Au bétonnage à droite, fond de la ligne vaticane, et au maintien de la discipline ultramontaine jusqu’au sein de Témoignage chrétien, s’ajouta une campagne précoce sur le Vatican résistant au fascisme et à l’hitlérisme avant comme pendant la guerre. L’ancien gallican Charles-Roux, désormais fort clérical chef du Secours catholique, y participa en juin-juillet 1945 dans le journal L' Époque par une série d'articles : son lyrisme sur «Le Saint-Siège et l'hitlérisme» (19 juin), « l'affaire de la Sarre», « la remilitarisation de la Rhénanie» « et l'indépendance autrichienne» (3, 10 et 17 juillet) contredit formellement ses rapports de 1933 à 1938 sur le Vatican allié de l’Italie fasciste et du IIIè Reich

 

À l’été 1946, dans une conjoncture très « occidentale » depuis les diverses élections de mai-juin  Pie XII se sentit assez fort pour appuyer l’offensive de la droite française contre les nationalisations par un forcing public maintenu pendant toute leur phase parlementaire.

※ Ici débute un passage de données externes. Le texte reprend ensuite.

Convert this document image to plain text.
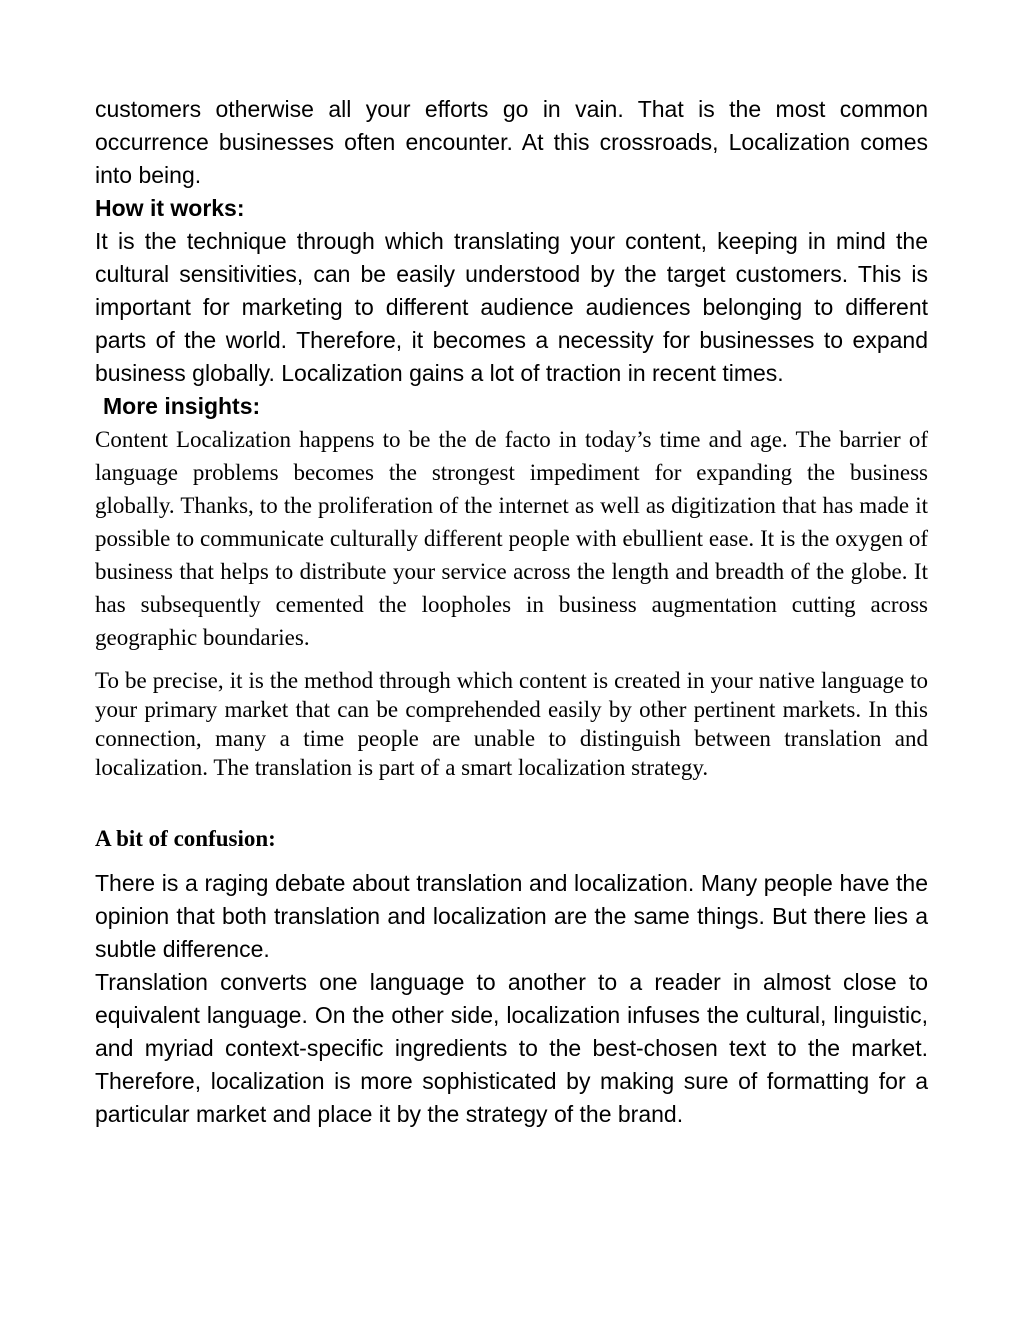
customers otherwise all your efforts go in vain. That is the most common occurrence businesses often encounter. At this crossroads, Localization comes into being.

How it works:

It is the technique through which translating your content, keeping in mind the cultural sensitivities, can be easily understood by the target customers. This is important for marketing to different audience audiences belonging to different parts of the world. Therefore, it becomes a necessity for businesses to expand business globally. Localization gains a lot of traction in recent times.

More insights:

Content Localization happens to be the de facto in today’s time and age. The barrier of language problems becomes the strongest impediment for expanding the business globally. Thanks, to the proliferation of the internet as well as digitization that has made it possible to communicate culturally different people with ebullient ease. It is the oxygen of business that helps to distribute your service across the length and breadth of the globe. It has subsequently cemented the loopholes in business augmentation cutting across geographic boundaries.

To be precise, it is the method through which content is created in your native language to your primary market that can be comprehended easily by other pertinent markets. In this connection, many a time people are unable to distinguish between translation and localization. The translation is part of a smart localization strategy.

A bit of confusion:

There is a raging debate about translation and localization. Many people have the opinion that both translation and localization are the same things. But there lies a subtle difference.

Translation converts one language to another to a reader in almost close to equivalent language. On the other side, localization infuses the cultural, linguistic, and myriad context-specific ingredients to the best-chosen text to the market. Therefore, localization is more sophisticated by making sure of formatting for a particular market and place it by the strategy of the brand.
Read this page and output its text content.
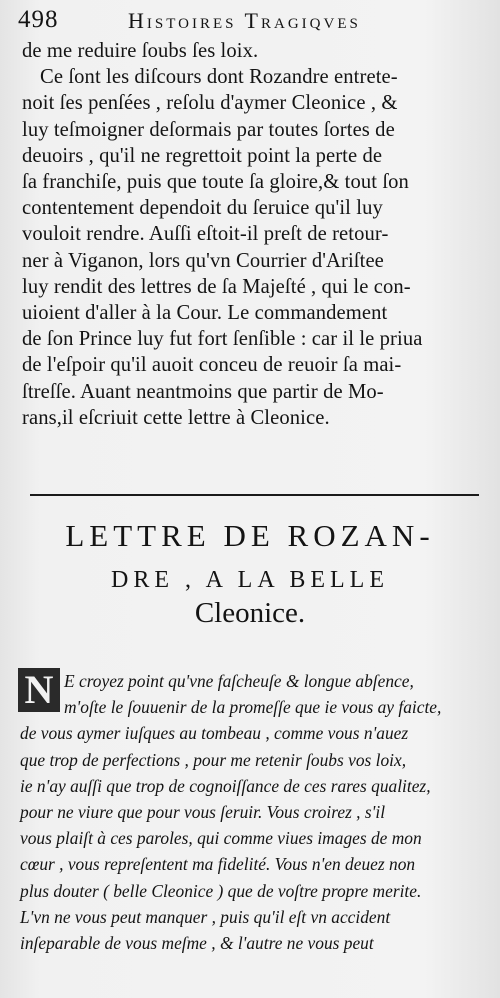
498	Histoires Tragiqves
de me reduire ſoubs ſes loix.
Ce ſont les diſcours dont Rozandre entrete-
noit ſes penſées , reſolu d'aymer Cleonice , &
luy teſmoigner deſormais par toutes ſortes de
deuoirs , qu'il ne regrettoit point la perte de
ſa franchiſe, puis que toute ſa gloire,& tout ſon
contentement dependoit du ſeruice qu'il luy
vouloit rendre. Auſſi eſtoit-il preſt de retour-
ner à Viganon, lors qu'vn Courrier d'Ariſtee
luy rendit des lettres de ſa Majeſté , qui le con-
uioient d'aller à la Cour. Le commandement
de ſon Prince luy fut fort ſenſible : car il le priua
de l'eſpoir qu'il auoit conceu de reuoir ſa mai-
ſtreſſe. Auant neantmoins que partir de Mo-
rans,il eſcriuit cette lettre à Cleonice.
LETTRE DE ROZAN-
DRE , A LA BELLE
Cleonice.
N E croyez point qu'vne faſcheuſe & longue abſence,
m'oſte le ſouuenir de la promeſſe que ie vous ay faicte,
de vous aymer iuſques au tombeau , comme vous n'auez
que trop de perfections , pour me retenir ſoubs vos loix,
ie n'ay auſſi que trop de cognoiſſance de ces rares qualitez,
pour ne viure que pour vous ſeruir. Vous croirez , s'il
vous plaiſt à ces paroles, qui comme viues images de mon
cœur , vous repreſentent ma fidelité. Vous n'en deuez non
plus douter ( belle Cleonice ) que de voſtre propre merite.
L'vn ne vous peut manquer , puis qu'il eſt vn accident
inſeparable de vous meſme , & l'autre ne vous peut
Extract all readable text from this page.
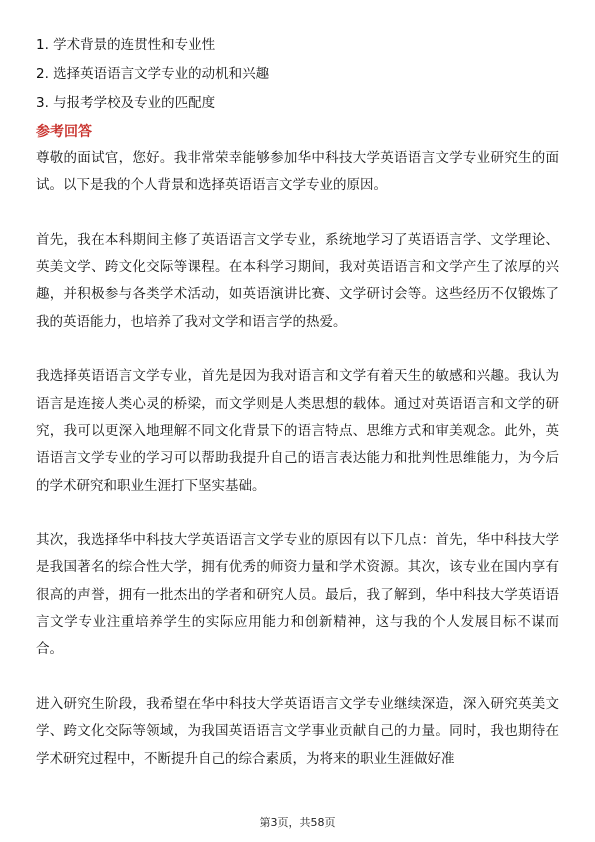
1. 学术背景的连贯性和专业性
2. 选择英语语言文学专业的动机和兴趣
3. 与报考学校及专业的匹配度
参考回答

尊敬的面试官，您好。我非常荣幸能够参加华中科技大学英语语言文学专业研究生的面试。以下是我的个人背景和选择英语语言文学专业的原因。

首先，我在本科期间主修了英语语言文学专业，系统地学习了英语语言学、文学理论、英美文学、跨文化交际等课程。在本科学习期间，我对英语语言和文学产生了浓厚的兴趣，并积极参与各类学术活动，如英语演讲比赛、文学研讨会等。这些经历不仅锻炼了我的英语能力，也培养了我对文学和语言学的热爱。

我选择英语语言文学专业，首先是因为我对语言和文学有着天生的敏感和兴趣。我认为语言是连接人类心灵的桥梁，而文学则是人类思想的载体。通过对英语语言和文学的研究，我可以更深入地理解不同文化背景下的语言特点、思维方式和审美观念。此外，英语语言文学专业的学习可以帮助我提升自己的语言表达能力和批判性思维能力，为今后的学术研究和职业生涯打下坚实基础。

其次，我选择华中科技大学英语语言文学专业的原因有以下几点：首先，华中科技大学是我国著名的综合性大学，拥有优秀的师资力量和学术资源。其次，该专业在国内享有很高的声誉，拥有一批杰出的学者和研究人员。最后，我了解到，华中科技大学英语语言文学专业注重培养学生的实际应用能力和创新精神，这与我的个人发展目标不谋而合。

进入研究生阶段，我希望在华中科技大学英语语言文学专业继续深造，深入研究英美文学、跨文化交际等领域，为我国英语语言文学事业贡献自己的力量。同时，我也期待在学术研究过程中，不断提升自己的综合素质，为将来的职业生涯做好准

第3页，共58页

Le catholicisme institutionnel donna un écho considérable à la lettre qu’il adressa à Charles Flory, président national des Semaines sociales (de Lyon), à la veille de sa session des 29 juillet-3 août de Strasbourg : il y « flétri[ssait] “les systèmes exacerbés jusqu'aux prétentions totalitaires en tous domaines, sans autre idéal qu’un égoïsme collectif ou sans autre expression qu’un étatisme tout puissant asservissant les individus comme des pions sur l’échiquier politique ou des numéros dans des calculs économiques” »; il préférait aux nationalisations qui « risqu[aient] d’accentuer le caractère mécanique de la vie et du travail en commun […] l’institution d’associations ou unités corporatives […] bien plus avantageuse au point de vue du rendement des entreprises »

 

LIRE LA SUITE DEMAIN…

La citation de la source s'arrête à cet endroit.